Dönüşü Olmayan Yolculuk, akademik bir dille yazılan bir önceki kitabın aksine çok akıcı bir dille ve referansa boğmadan kaleme alınmış. Kitabın akademik bir gayeden ziyade, genel okuyucuyu gözettiği hem dilinden, hem üslübundan ve hatta bibliyografyaya yer vermemesinden anlaşılabiliyor. Kitabın bu manada Türkçe’deki ciddi bir boşluğu doldurduğunu söyleyebiliriz. “Herkes İbn Arabî’yi tanısın ve anlasın!”

İbn Arabî, tüm çocukluğu boyunca asker olmak istemiş

Dönüşü Olmayan Yolculuk, tıpkı Kibrit-i Ahmer’in Peşinde kitabı gibi, İbn Arabî’nin fikirlerini, kendi yaşam hikayesi içinde anlatıyor ve değerlendiriyor. Temel gövdesi biyografik olan kitabın akışı içinde, İbn Arabî’nin hangi düşüncesinin ne zaman geliştiğini, hangi müşahedelere ne zaman mazhar olduğunu görüyorsunuz.

Bu manada İbn Arabî’yi, sadece tasavvuf düşüncesini derinden etkileyen bir sufi olarak değil, hicri 7. yüzyılda Mağrib’den Anadolu’ya, İslam dünyasının ciddi bir kısmını dolaşmış, farklı farklı şehirlerde yaşamış, dersler vermiş, dersler almış birisi olarak da görüyorsunuz. Tabi bunlara ek olarak tartışılan konular ve “tartışmalı konular”ın ufak izahlarını.

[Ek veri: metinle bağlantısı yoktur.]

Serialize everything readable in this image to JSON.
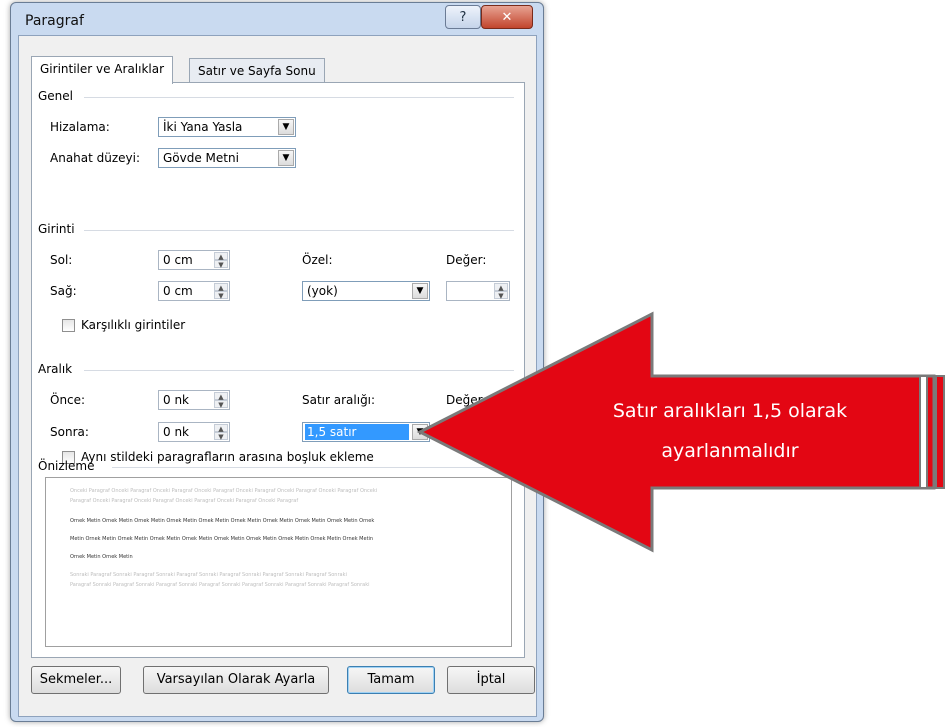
{
  "window": {
    "title": "Paragraf",
    "help_label": "?",
    "close_label": "✕"
  },
  "tabs": [
    {
      "label": "Girintiler ve Aralıklar",
      "active": true
    },
    {
      "label": "Satır ve Sayfa Sonu",
      "active": false
    }
  ],
  "genel": {
    "heading": "Genel",
    "alignment_label": "Hizalama:",
    "alignment_value": "İki Yana Yasla",
    "outline_label": "Anahat düzeyi:",
    "outline_value": "Gövde Metni"
  },
  "girinti": {
    "heading": "Girinti",
    "left_label": "Sol:",
    "left_value": "0 cm",
    "right_label": "Sağ:",
    "right_value": "0 cm",
    "special_label": "Özel:",
    "special_value": "(yok)",
    "by_label": "Değer:",
    "by_value": "",
    "mirror_label": "Karşılıklı girintiler"
  },
  "aralik": {
    "heading": "Aralık",
    "before_label": "Önce:",
    "before_value": "0 nk",
    "after_label": "Sonra:",
    "after_value": "0 nk",
    "line_spacing_label": "Satır aralığı:",
    "line_spacing_value": "1,5 satır",
    "at_label": "Değer:",
    "no_space_label": "Aynı stildeki paragrafların arasına boşluk ekleme"
  },
  "onizleme": {
    "heading": "Önizleme",
    "lines": [
      "Önceki Paragraf Önceki Paragraf Önceki Paragraf Önceki Paragraf Önceki Paragraf Önceki Paragraf Önceki Paragraf Önceki",
      "Paragraf Önceki Paragraf Önceki Paragraf Önceki Paragraf Önceki Paragraf Önceki Paragraf",
      "Örnek Metin Örnek Metin Örnek Metin Örnek Metin Örnek Metin Örnek Metin Örnek Metin Örnek Metin Örnek Metin Örnek",
      "Metin Örnek Metin Örnek Metin Örnek Metin Örnek Metin Örnek Metin Örnek Metin Örnek Metin Örnek Metin Örnek Metin",
      "Örnek Metin Örnek Metin",
      "Sonraki Paragraf Sonraki Paragraf Sonraki Paragraf Sonraki Paragraf Sonraki Paragraf Sonraki Paragraf Sonraki",
      "Paragraf Sonraki Paragraf Sonraki Paragraf Sonraki Paragraf Sonraki Paragraf Sonraki Paragraf Sonraki Paragraf Sonraki"
    ]
  },
  "buttons": {
    "tabs": "Sekmeler...",
    "default": "Varsayılan Olarak Ayarla",
    "ok": "Tamam",
    "cancel": "İptal"
  },
  "callout": {
    "line1": "Satır aralıkları 1,5 olarak",
    "line2": "ayarlanmalıdır",
    "color": "#e30613"
  }
}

Daha önce dikkatimi çekmemiş olacak, bu kitapta biyografik anlatıya başlarken, İbn Arabî'nin tüm çocukluğu boyunca asker olmak istediği ve asker olmak üzere yetiştiği bilgisini görmek beni şaşırttı ve daha bir merak ile kitaba sarılmamı sağladı. Zira “zaten bildiklerimi okuyacağım ama zevkli bir okuma olacak” gibi bir önyargı ile kitabı elime almıştım. Fakat ilk cümleden, ilk yenilik ile karşılaşınca, kitabı da hızlıca ve heyecanla okumak nasib oldu.

İbn Arabî’nin yolu

Kitabın ilk bölümü ve 11. ve 12. bölümleri dışındaki bölümlerin bu biyografik çerçeve şeklinde yazıldığını, ilk bölümün giriş, son iki bölümün ise yine hayatına ve eserlerine referansla, halifeleri ve sonrasından gelen yorumlar üzerine şekillendiğini belirtmiş olalım.

Kitapta dikkatimi çeken yeni bir bilgi, İbn Arabî’nin her daim daha ufak gruplara dersler veren şeyhlerin elinde yetiştiği bilgisi oldu. Hazret hayatı boyunca, meşhur olmamış, hatta şeyhliğini dahi pek çok kimsenin bilmediği şeyhlerin peşinden gitmiş ve onlardan dersler almış, hatta ilk gençliğinde kendisine bunu şiar edinmiş. İbn Arabî’nin yolu, insanların kıymetini bilmek, mahfuz arifleri, abdalları gözden kaçırmamak için hepimize bir ikaz aslında! Her tarafımızda bir velî olabilir ve fark etmediğimiz, yeni yeni İbn Arabîler yetişiyor olabilir!